The chai-walla assuaged his other Indian middle class insecurities. Our young aspirer discovered that he did not have to speak English to get ahead. “If the chaiwalla can aspire to lead our nation without English, there is nothing wrong if I am uncomfortable in it,” he thought. “I too can be modern in my mother tongue.” When he witnessed Modi perform aarti on his television screen in a riveting performance at the Dashashwamedh ghat by the Ganga in Varanasi, he felt deeply moved. Suddenly, he did not feel ashamed of being Hindu. The “secular” English speaking intelligentsia had heaped contempt on his “superstitious” ways and had made him feel inferior and inadequate. During his long campaign of political theatre, Modi decolonized his mind and thus bestowed dignity on him.

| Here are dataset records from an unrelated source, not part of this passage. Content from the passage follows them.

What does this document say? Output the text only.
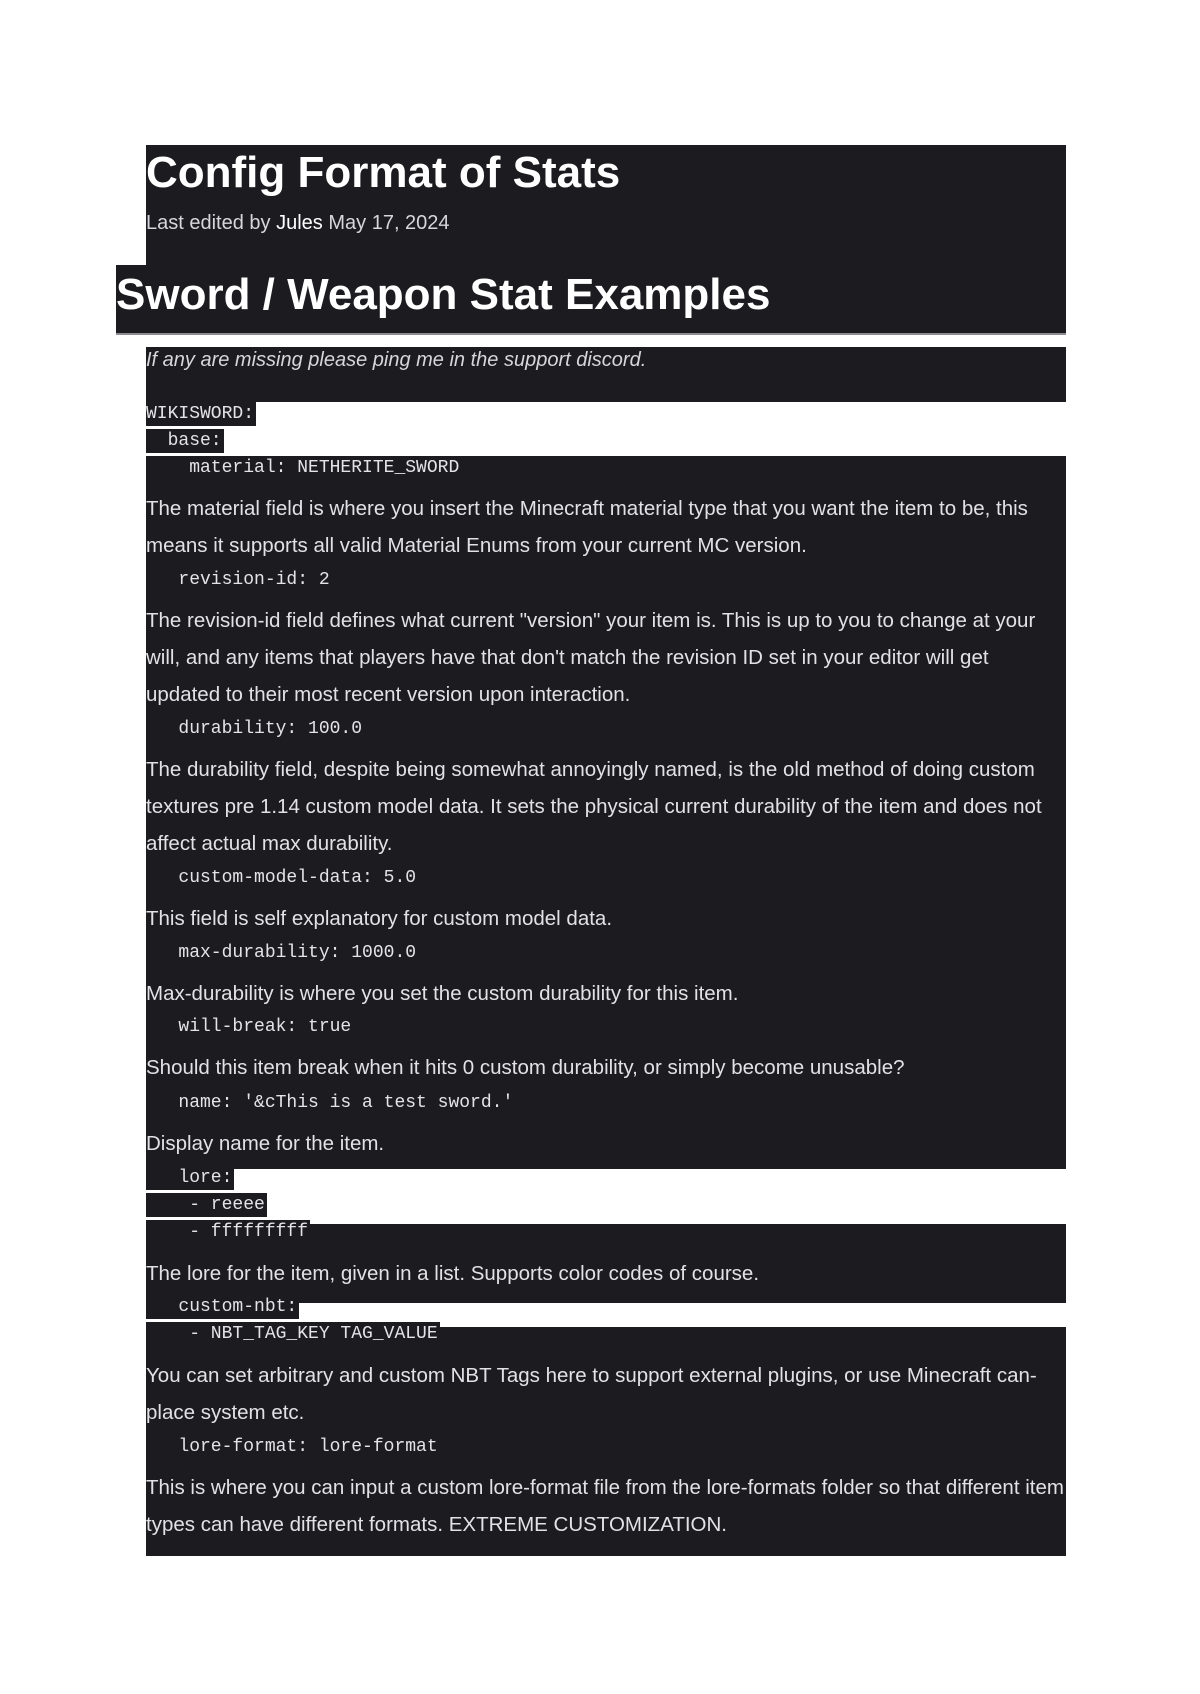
Config Format of Stats
Last edited by Jules May 17, 2024
Sword / Weapon Stat Examples
If any are missing please ping me in the support discord.
WIKISWORD:
base:
material: NETHERITE_SWORD
The material field is where you insert the Minecraft material type that you want the item to be, this means it supports all valid Material Enums from your current MC version.
revision-id: 2
The revision-id field defines what current "version" your item is. This is up to you to change at your will, and any items that players have that don't match the revision ID set in your editor will get updated to their most recent version upon interaction.
durability: 100.0
The durability field, despite being somewhat annoyingly named, is the old method of doing custom textures pre 1.14 custom model data. It sets the physical current durability of the item and does not affect actual max durability.
custom-model-data: 5.0
This field is self explanatory for custom model data.
max-durability: 1000.0
Max-durability is where you set the custom durability for this item.
will-break: true
Should this item break when it hits 0 custom durability, or simply become unusable?
name: '&cThis is a test sword.'
Display name for the item.
lore:
- reeee
- fffffffff
The lore for the item, given in a list. Supports color codes of course.
custom-nbt:
- NBT_TAG_KEY TAG_VALUE
You can set arbitrary and custom NBT Tags here to support external plugins, or use Minecraft can-place system etc.
lore-format: lore-format
This is where you can input a custom lore-format file from the lore-formats folder so that different item types can have different formats. EXTREME CUSTOMIZATION.
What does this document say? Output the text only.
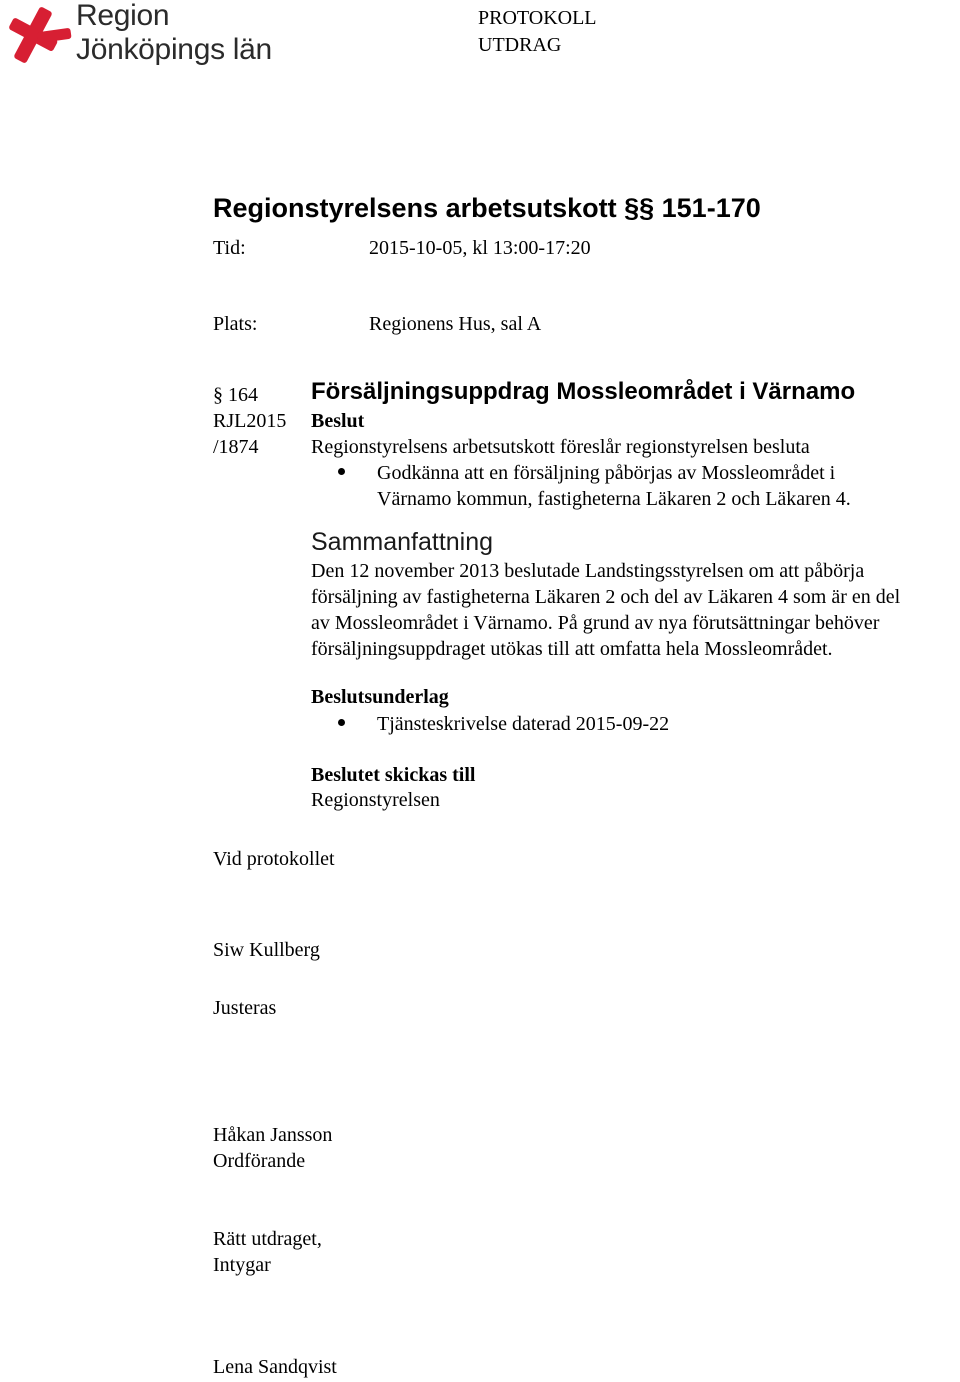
Region
Jönköpings län
PROTOKOLL
UTDRAG
Regionstyrelsens arbetsutskott §§ 151-170
Tid:	2015-10-05, kl 13:00-17:20
Plats:	Regionens Hus, sal A
§ 164
RJL2015
/1874
Försäljningsuppdrag Mossleområdet i Värnamo
Beslut
Regionstyrelsens arbetsutskott föreslår regionstyrelsen besluta
Godkänna att en försäljning påbörjas av Mossleområdet i
Värnamo kommun, fastigheterna Läkaren 2 och Läkaren 4.
Sammanfattning
Den 12 november 2013 beslutade Landstingsstyrelsen om att påbörja
försäljning av fastigheterna Läkaren 2 och del av Läkaren 4 som är en del
av Mossleområdet i Värnamo. På grund av nya förutsättningar behöver
försäljningsuppdraget utökas till att omfatta hela Mossleområdet.
Beslutsunderlag
Tjänsteskrivelse daterad 2015-09-22
Beslutet skickas till
Regionstyrelsen
Vid protokollet
Siw Kullberg
Justeras
Håkan Jansson
Ordförande
Rätt utdraget,
Intygar
Lena Sandqvist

Modi mentioned the word “development” five hundred times for each time he mentioned “Hindutva”, according to a computer analysis of his speeches by Dr Walter Anderson, a US state department official. For a young person who belongs to the post-reform generation, and who has risen through his own initiative and hard work, “development” is a code word for opportunity in the competitive market place that Adam Smith called a “natural system of liberty” . This system flourishes in Gujarat, and not surprisingly the state is ranked number one on the Freedom Index among all Indian states. The government in this system helps create an enabling environment that allows free individuals to pursue their interests peacefully in an open, transparent market. After that, an “invisible hand” helps to gradually lift people into a dignified, middle class life, raising living standards all around.

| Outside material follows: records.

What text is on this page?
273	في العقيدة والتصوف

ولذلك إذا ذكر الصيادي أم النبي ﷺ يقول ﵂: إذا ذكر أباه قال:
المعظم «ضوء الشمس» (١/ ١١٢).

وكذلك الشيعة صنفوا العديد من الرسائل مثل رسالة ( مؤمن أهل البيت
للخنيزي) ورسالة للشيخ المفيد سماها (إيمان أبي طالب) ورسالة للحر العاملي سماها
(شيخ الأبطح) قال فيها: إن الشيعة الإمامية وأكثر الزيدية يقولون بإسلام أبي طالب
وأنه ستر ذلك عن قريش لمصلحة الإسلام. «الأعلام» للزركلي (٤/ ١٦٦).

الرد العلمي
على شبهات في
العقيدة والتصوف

Underlying dignity is the freedom that reforms bring when economic decisions move from the offices of politicians and bureaucrats to the market place. When Modi said that we should make development a jan andolan, a mass movement, he legitimized rules-based capitalism (in contrast to crony capitalism). In this respect he is like Margaret Thatcher and Deng who made their people believe in the market. It was the job that a reformer like Manmohan Singh was supposed to perform. But he didn’t even succeed in selling economic reforms to Sonia Gandhi and the Congress party. Modi should learn from his failure and convert the RSS to his “development” agenda, marginalizing its Hindutva agenda. McCloskey explains that the same thing happened in the West in the 19th century when the narrative of middle class aspirations for a better life triumphed over all other narratives as people became comfortable with market institutions.
Unlike the mood of diminished expectations in the West, ours is the age of rising expectations in India. Having attained hard-fought dignity, the aspiring voter is filled with self-confidence after electing Modi. But he is also impatient and unforgiving. If Modi does not deliver on his promises for development and governance, he will not be shy to boot him out at the next election. The ball is in Modi’s court.